We live in an interesting time. There are two technologies that aim to accomplish two very goals. On the one hand we have things like Amazon's S3, Hadoop, NoSQL, and a host of technologies that destroy the file system metaphor as we know it today. The future, if you believe it, lays in storing all data in some sort of distributed key/value store-based system. And then, on the other hand we have things like "FUSE" that attempt to translate various kinds of interfaces and data systems onto the file system metaphor.

Ok, so the truth is that the opposition between the "lets replace file systems" with non-file based data stores folks and the "lets use the file system as a metaphor for everything," is totally contrived. How data is stored and how we interact with data are very different (and not always connected) problems.

Let's lay down some principals:

  • There are (probably) more tools to interact with, organize, manage, and manipulate files and file system objects than there are for any other data storage system in contemporary technology.

  • Most users of computers have some understanding of file systems and how they work, though clearly there are a great diversity of degrees here.

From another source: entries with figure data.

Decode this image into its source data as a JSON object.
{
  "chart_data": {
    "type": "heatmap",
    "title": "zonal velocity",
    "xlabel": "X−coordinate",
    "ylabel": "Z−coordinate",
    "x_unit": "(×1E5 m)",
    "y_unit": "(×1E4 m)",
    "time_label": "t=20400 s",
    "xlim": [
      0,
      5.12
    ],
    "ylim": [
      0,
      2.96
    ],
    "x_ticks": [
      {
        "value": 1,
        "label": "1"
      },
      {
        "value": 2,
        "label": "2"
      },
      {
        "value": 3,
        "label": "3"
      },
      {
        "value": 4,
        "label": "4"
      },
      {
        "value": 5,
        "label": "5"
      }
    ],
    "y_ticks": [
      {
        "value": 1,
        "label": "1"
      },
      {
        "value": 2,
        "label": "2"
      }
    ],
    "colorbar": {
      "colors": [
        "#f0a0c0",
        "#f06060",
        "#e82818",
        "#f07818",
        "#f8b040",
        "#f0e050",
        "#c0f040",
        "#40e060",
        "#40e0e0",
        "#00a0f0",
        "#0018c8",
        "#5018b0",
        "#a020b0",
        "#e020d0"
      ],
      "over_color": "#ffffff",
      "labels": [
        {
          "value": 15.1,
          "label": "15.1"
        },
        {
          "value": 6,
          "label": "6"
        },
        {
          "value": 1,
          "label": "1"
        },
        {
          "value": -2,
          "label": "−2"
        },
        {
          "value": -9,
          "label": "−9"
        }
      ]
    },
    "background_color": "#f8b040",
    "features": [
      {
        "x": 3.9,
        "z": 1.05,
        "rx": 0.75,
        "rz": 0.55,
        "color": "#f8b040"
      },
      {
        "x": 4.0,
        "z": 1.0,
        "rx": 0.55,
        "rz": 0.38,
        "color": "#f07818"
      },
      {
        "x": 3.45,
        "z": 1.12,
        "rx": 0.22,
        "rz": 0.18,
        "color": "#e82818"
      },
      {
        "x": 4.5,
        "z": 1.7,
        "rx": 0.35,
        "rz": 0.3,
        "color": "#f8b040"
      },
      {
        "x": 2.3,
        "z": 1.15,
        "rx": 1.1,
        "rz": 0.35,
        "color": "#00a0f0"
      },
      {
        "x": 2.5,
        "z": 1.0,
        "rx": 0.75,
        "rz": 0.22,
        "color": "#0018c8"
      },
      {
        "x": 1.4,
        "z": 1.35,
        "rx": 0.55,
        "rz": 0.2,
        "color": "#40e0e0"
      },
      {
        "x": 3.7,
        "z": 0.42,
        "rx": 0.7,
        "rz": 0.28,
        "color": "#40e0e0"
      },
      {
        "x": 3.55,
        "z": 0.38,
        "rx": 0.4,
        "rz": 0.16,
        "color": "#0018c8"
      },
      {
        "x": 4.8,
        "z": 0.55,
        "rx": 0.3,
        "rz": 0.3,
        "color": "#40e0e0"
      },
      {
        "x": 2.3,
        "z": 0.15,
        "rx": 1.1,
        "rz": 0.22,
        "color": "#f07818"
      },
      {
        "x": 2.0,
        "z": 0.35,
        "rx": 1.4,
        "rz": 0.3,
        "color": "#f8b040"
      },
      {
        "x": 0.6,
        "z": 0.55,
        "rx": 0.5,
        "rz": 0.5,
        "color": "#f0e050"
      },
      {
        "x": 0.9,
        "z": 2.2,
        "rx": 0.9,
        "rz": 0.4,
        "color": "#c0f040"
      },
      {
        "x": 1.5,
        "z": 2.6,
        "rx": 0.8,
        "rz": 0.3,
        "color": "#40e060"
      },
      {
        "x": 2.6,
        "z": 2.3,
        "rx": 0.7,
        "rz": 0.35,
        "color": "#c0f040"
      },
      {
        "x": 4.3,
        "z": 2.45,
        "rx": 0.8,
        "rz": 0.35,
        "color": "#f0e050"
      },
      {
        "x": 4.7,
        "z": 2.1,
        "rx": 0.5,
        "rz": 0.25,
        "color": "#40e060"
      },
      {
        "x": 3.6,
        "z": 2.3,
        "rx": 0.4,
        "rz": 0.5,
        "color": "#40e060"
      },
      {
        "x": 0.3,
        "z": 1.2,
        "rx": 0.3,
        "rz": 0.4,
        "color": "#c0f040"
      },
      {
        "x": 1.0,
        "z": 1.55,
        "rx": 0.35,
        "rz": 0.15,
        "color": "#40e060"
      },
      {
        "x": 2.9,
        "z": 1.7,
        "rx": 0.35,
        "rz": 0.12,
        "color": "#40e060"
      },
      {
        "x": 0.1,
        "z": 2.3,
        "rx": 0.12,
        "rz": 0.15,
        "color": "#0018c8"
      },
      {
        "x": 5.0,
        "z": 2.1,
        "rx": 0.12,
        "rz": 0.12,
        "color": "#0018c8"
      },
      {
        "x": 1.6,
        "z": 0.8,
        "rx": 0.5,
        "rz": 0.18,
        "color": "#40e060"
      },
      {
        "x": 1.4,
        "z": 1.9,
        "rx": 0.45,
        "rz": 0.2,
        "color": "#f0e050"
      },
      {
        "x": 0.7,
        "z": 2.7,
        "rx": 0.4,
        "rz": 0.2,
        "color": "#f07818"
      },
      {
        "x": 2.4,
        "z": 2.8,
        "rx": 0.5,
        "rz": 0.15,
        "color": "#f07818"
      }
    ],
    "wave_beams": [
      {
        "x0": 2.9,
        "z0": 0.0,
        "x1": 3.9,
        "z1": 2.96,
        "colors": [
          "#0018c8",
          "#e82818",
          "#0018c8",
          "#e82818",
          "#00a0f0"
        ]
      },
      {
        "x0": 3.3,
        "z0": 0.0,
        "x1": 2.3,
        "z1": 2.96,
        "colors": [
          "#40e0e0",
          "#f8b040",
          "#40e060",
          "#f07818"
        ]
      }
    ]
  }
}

  • In nearly every case, only one system can have access to a given file system at a time. In these days of such massive parallel computing, the size of computer networks, (and the associated latency) this has become a rather substantial limitation.

  • From the average end user's perspective, it's probably the case that file systems provide too much flexibility, and can easily become disorganized.

  • There are all sorts of possible problems regarding consistency, backups, and data corruption that all data storage systems must address, but that present larger problems as file systems need to scale to handle bigger sets of data, more users, and attach to systems that are more geographically disparate.

    Given these presumptions, my personal biases and outlook, and a bit of extrapolation here's a basic feature set for "information storage system." These features will transcend the storage engine/interface boundary a bit. You've been warned.

  • Multiple people and systems need to be able to access and edit the same objects concurrently.

  • Existing tools need to be able to work in some capacity. Perhaps using FUSE-like systems. File managers, mv, ls, and cp should just work, etc.

  • There ought to be some sort of off-network capability so that a user can loose a network connection without loosing access to his or her data.

  • Search indexing and capabilities should be baked into the lowest levels of the system so that people can easily find information.

  • There ought to be some sort of user facing meta-data system which can affect not just sort order, but also attach to actions, to create notifications, or manipulate the data for easier use.

These sorts sorts of features are of course not new ideas. My sygn project is one example, as is haven, as is this personal information management proposal.

Now all we need to do is figure some way to build it.